Narah pitched the device over the ledge. "Let's get there first, then." Hurriedly she disengaged her pendulum hammer from the winch pole. As they started down the walkway, she glanced at Kumar and murmured, "That tattoo." She motioned to his arm, where the hook had cleaved his shirt to reveal a multicolored design on his skin. "You're a Janissar?"

He said nothing.

She frowned. "The Janissars are loyal to the Overlords. Extremely so."

"The legion and I have retired from one another." He glared at her. "I could cut out this tattoo, if it would suit you, but I can't sever my past."

She nodded slowly. "Are you okay? That was something, jumping over the edge like that."

He glanced back in the direction of the platform. "I don't like having to kill Juka. We shouldn't be fighting each other. I'd rather face a juggernaut or an Overlord."

She reset the mechanism on her hammer. The latch clicked tight like a tiny jaw. "Are you saying you leapt over the side to save that soldier's life?"

"Is that so hard to believe?"

"It's easier to believe you didn't want to lose your pneumatic trident."

He narrowed his eyes. "That cuts, Narah of Vesper."

She smirked. "Then we're even, Kumar of Britain." She propped her hammer on her shoulder and swigged the rest of the healing draught from Rabak's vial. The cut on her cheek began to fade. Then she trotted faster down the walkway, leading Rabak.

Despite himself, Kumar chuckled.



A mile away, on a brick-paved hilltop overlooking the grim battlefield, several unarmored soldiers gathered around a table. Their livery included the gilt ornaments of loyalist officers. They conferred over a map depicting the foundry, pipelines and surrounding terrain. Small stone markers represented troop positions. The only light fluttered from a tall glass lantern, inside of which bright blue sparks leapt between two metal rods.
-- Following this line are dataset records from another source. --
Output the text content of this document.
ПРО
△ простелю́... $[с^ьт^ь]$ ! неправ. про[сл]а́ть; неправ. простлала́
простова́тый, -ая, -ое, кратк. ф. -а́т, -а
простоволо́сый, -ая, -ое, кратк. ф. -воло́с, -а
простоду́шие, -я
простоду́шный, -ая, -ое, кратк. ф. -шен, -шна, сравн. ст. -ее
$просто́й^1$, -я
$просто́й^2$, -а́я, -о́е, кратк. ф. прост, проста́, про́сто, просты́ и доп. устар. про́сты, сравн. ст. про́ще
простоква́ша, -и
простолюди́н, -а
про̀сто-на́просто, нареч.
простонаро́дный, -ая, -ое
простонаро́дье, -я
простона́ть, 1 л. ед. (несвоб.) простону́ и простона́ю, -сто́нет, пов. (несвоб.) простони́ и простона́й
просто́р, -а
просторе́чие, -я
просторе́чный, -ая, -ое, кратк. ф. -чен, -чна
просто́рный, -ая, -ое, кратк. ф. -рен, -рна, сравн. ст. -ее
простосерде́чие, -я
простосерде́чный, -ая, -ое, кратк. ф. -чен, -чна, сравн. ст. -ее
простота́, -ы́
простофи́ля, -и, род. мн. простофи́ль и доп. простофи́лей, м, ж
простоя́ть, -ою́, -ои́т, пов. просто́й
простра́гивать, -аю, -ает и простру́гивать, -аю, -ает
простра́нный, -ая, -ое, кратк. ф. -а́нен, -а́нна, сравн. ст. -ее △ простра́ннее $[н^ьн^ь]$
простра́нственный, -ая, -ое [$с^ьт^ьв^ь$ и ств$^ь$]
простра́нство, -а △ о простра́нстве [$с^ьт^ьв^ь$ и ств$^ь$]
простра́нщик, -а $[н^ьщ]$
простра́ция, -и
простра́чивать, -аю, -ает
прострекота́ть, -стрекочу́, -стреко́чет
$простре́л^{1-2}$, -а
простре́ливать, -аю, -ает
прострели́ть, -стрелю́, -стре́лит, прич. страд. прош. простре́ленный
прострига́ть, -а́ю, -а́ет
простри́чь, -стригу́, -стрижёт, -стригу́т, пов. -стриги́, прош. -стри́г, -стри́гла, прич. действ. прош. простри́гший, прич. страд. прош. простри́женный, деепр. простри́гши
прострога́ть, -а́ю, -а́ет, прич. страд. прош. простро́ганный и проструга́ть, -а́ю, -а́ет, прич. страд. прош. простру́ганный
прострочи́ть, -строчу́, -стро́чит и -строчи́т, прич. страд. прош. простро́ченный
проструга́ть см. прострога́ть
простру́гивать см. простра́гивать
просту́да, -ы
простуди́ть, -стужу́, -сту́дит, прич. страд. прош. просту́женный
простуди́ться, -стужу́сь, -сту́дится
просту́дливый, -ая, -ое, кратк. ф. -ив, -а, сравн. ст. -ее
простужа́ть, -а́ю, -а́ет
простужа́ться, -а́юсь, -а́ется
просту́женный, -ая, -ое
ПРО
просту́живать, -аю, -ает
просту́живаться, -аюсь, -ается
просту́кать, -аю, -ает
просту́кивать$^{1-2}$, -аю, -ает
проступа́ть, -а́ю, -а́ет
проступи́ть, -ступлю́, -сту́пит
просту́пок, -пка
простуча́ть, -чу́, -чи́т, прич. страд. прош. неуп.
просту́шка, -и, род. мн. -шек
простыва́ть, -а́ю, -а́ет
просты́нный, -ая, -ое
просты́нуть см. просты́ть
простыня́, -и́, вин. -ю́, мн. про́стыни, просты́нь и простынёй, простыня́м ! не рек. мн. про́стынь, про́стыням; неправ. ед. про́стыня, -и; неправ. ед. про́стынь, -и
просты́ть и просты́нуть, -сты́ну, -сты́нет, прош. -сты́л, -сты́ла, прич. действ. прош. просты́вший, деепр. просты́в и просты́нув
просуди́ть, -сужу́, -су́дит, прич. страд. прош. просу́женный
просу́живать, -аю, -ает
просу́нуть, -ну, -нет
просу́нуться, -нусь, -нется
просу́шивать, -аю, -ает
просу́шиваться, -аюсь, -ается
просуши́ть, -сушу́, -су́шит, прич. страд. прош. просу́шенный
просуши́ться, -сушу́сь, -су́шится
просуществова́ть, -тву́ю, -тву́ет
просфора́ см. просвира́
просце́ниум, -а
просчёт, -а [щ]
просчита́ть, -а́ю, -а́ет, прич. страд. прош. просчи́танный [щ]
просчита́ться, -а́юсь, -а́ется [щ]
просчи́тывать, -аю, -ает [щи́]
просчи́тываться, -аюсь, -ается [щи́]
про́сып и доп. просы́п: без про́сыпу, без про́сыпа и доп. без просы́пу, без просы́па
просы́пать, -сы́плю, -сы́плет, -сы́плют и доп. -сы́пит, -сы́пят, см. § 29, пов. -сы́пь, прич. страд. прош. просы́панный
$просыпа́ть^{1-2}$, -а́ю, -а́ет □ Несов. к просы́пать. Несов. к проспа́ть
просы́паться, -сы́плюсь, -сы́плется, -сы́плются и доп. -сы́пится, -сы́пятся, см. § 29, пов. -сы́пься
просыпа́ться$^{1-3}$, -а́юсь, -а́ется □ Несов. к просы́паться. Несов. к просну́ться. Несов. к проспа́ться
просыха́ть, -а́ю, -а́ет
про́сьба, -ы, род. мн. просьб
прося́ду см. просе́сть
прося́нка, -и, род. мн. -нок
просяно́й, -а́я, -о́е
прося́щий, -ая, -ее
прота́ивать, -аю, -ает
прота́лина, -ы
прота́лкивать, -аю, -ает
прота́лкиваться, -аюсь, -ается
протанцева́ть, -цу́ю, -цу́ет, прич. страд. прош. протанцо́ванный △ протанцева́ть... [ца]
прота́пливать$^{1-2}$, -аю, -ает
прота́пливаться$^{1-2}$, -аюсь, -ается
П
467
"This is taking too long," grumbled one of them. "Their airships neutralize ours. We need to request the presence of some juggernauts or they'll reach the junction before we capture the facility."

"Patience," said another. "The reinforcements are almost here. The extra artillery should whip back their airships. Once we take the skies, we'll have them."

A third officer shook his head. "No need for patience or air power. I've just heard news. Our commando teams are on board and our spy is now in place. The foundry will be immobilized before the evening whistle. And better still, they'll regret ever trying to call together a summit of traitors." He smiled and crossed his arms, revealing a colorful Janissar tattoo in the quivering blue light.

The rest of the officers grinned and looked across the smoky battlefield, at the black silhouette of the foundry. Its many rooftops resembled jagged teeth bared to the dark sky. Its molten iron blood pulsed like a hot, glowing heartbeat.